太医们或低头沉思,或捻须斟酌,或交换眼神,却无人贸然开口。
大王的头痛是顽疾,谁也不敢轻易夸口。
王秋池站在一旁,安静地听著。
颈椎问题?
他心中几乎立刻有了判断。
长时间低头批阅奏章,颈部肌肉紧张,颈椎关节错位或增生压迫神经血管,导致头痛——这在后世是常见的“颈源性头痛”,十个成年人九个都有这种问题,简称“玩手机玩的”。
他们药店就有帮人按摩缓解此等症状的业务,一次收费58……
只是秦代没有这个概念,医家多从风、寒、湿、瘀等外邪或內伤论治,自然难以切中要害。
但他没有开口。
一来无人问他,二来贸然插话,在这种讲究资歷与传承的地方,口说无凭完全没得意义。
常虚更別说了,遇到这种事永远是缩头鸟,纯混工资的。
几位资深太医低声商议起来:
“或可加用全蝎、蜈蚣,以毒攻毒,通络止痛?”
“不可!大王龙体贵重,虫类药性峻烈,万一有失……”
“那尝试针灸?取风池、百会、太阳等穴?”
“针灸已试过多次,仅能暂缓片刻……”
“或许……是痰瘀互结?加些化痰散结之品?”
討论声窸窸窣窣,却始终围绕在传统的框架內,无人跳出既有的思维窠臼。
就在此时,太医署的门被轻轻推开。
一道窈窕端庄的身影出现在门口,却是嬴阴嫚。
她今日著一袭浅青色深衣,外罩月白纱袍,髮髻挽得一丝不苟,仅簪一支素玉步摇,显得清丽而沉稳。
她原本似乎有事寻人,一进门却见太医署眾人齐聚,气氛肃穆,正在商议什么要事,脚步便是一顿。
隨即恢復从容,微微頷首,向厅中眾人致意:“阴嫚见过诸位太医。”
太医令连忙带领眾人起身行礼:“参见公主。”
“不必多礼。”嬴阴嫚声音温和,目光扫过眾人,最后落在太医令微蹙的眉头上,“诸位似乎在商议要事?阴嫚可是来得不巧?”
太医令苦笑著拱手:“公主来得正好。老臣等正在商议大王的头痛之症。大王旧疾復发,疼痛剧烈,老臣所开方剂收效甚微,正集思广益,寻求良策。
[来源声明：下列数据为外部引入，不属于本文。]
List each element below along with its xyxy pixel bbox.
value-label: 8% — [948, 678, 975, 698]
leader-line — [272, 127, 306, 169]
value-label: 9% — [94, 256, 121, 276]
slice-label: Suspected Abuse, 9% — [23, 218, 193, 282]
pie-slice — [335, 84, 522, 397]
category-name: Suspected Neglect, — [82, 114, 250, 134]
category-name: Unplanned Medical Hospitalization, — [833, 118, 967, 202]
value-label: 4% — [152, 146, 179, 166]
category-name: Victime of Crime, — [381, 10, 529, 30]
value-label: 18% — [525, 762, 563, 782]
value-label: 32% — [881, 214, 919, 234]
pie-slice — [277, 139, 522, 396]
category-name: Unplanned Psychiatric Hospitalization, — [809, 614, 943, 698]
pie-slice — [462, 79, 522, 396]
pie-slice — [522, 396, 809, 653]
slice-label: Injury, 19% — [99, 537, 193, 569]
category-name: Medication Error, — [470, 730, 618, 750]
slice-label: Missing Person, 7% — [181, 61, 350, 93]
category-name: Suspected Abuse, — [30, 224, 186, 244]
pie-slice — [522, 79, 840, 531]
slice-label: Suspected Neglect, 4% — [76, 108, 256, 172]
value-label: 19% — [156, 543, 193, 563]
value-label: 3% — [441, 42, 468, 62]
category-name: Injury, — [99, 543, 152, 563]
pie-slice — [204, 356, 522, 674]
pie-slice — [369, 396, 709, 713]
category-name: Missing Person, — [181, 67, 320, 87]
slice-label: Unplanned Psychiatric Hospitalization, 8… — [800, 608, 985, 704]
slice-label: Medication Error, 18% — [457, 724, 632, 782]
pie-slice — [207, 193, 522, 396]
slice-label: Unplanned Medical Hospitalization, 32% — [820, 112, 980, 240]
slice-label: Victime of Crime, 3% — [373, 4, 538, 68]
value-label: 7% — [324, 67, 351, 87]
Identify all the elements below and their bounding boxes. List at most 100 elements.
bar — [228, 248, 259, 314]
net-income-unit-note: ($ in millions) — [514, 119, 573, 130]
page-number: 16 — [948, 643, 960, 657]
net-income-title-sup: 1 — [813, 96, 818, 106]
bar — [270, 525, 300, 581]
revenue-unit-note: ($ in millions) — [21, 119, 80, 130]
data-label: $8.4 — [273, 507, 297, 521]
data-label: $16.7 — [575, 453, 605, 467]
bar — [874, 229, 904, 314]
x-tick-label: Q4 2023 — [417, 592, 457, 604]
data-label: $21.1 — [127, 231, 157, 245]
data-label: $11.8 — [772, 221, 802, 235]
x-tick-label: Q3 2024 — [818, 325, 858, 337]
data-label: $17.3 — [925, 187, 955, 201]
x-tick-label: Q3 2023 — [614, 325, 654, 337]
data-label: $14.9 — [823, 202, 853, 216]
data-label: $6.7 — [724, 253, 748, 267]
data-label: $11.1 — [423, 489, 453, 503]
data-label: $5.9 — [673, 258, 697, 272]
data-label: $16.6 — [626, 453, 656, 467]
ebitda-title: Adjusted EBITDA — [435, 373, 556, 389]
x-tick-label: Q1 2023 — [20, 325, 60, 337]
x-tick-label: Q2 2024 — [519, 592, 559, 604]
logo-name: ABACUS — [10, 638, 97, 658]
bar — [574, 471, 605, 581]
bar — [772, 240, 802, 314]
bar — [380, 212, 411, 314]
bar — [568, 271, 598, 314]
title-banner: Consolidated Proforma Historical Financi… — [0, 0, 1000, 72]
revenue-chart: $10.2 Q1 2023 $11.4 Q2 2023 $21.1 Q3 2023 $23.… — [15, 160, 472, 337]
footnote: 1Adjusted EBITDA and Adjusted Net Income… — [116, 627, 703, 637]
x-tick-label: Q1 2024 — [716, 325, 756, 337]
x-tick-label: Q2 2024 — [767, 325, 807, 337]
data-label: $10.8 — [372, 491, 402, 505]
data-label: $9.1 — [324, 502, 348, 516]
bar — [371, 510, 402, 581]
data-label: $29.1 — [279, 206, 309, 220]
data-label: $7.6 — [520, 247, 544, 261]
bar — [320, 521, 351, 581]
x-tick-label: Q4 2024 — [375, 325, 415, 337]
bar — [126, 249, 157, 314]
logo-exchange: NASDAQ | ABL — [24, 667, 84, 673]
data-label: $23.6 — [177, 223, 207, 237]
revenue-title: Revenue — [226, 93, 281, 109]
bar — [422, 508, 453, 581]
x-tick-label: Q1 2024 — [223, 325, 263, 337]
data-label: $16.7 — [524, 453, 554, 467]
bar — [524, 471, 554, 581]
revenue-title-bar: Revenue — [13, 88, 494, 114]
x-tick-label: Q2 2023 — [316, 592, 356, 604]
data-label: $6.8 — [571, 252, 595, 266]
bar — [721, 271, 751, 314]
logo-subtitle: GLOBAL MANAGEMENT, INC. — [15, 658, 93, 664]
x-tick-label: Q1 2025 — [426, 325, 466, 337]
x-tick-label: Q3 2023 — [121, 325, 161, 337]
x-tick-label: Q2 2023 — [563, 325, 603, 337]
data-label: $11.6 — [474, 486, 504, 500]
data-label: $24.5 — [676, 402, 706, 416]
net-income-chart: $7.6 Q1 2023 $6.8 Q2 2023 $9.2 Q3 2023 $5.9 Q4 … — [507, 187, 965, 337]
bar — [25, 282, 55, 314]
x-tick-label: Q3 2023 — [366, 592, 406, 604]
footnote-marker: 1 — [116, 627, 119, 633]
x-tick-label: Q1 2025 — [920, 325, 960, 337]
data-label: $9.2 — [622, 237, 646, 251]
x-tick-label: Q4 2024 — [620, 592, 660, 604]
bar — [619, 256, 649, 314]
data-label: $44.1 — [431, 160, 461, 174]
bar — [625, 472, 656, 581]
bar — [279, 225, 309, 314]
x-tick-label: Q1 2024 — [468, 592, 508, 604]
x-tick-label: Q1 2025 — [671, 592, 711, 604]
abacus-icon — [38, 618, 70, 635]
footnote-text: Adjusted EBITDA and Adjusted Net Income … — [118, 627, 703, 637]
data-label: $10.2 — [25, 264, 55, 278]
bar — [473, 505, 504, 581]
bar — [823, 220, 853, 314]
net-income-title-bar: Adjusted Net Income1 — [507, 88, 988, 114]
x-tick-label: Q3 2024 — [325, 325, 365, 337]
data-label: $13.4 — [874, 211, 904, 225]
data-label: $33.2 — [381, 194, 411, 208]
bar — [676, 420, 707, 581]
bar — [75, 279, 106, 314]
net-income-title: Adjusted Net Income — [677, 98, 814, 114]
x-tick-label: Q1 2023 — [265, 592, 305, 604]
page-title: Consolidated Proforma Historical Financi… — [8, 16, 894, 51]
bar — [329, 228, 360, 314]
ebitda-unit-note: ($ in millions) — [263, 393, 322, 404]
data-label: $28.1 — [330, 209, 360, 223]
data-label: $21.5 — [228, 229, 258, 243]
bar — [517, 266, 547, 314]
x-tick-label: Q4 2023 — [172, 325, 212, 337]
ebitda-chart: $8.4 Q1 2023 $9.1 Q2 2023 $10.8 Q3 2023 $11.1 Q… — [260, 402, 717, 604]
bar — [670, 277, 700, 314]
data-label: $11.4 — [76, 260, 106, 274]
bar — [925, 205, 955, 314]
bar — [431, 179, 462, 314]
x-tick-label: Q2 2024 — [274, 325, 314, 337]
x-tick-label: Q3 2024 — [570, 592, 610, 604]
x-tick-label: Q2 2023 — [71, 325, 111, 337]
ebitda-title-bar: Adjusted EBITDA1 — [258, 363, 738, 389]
”
“父王又头疼了?”嬴阴嫚眉头立刻蹙起,眼中闪过担忧,“半夜我离开时,父王还好好的……难道是我走之后才犯的?”
她深知父王这头痛是老毛病,每每劳累过度便会发作,太医署想尽办法也只能缓解一时,始终无法根治。
看著太医令和眾人凝重的神色,显然此次比以往更为棘手。
忽然,她心中一动。
昨日在父王寢殿,她按照王秋池所教的手法,为父王按摩肩颈,父王当时便说鬆快不少,后来还跟著学了那套“眼保健操”。
她清晰记得,当她按揉父王后颈某个位置时,父王曾低吟一声,说“此处酸胀,按之却舒”。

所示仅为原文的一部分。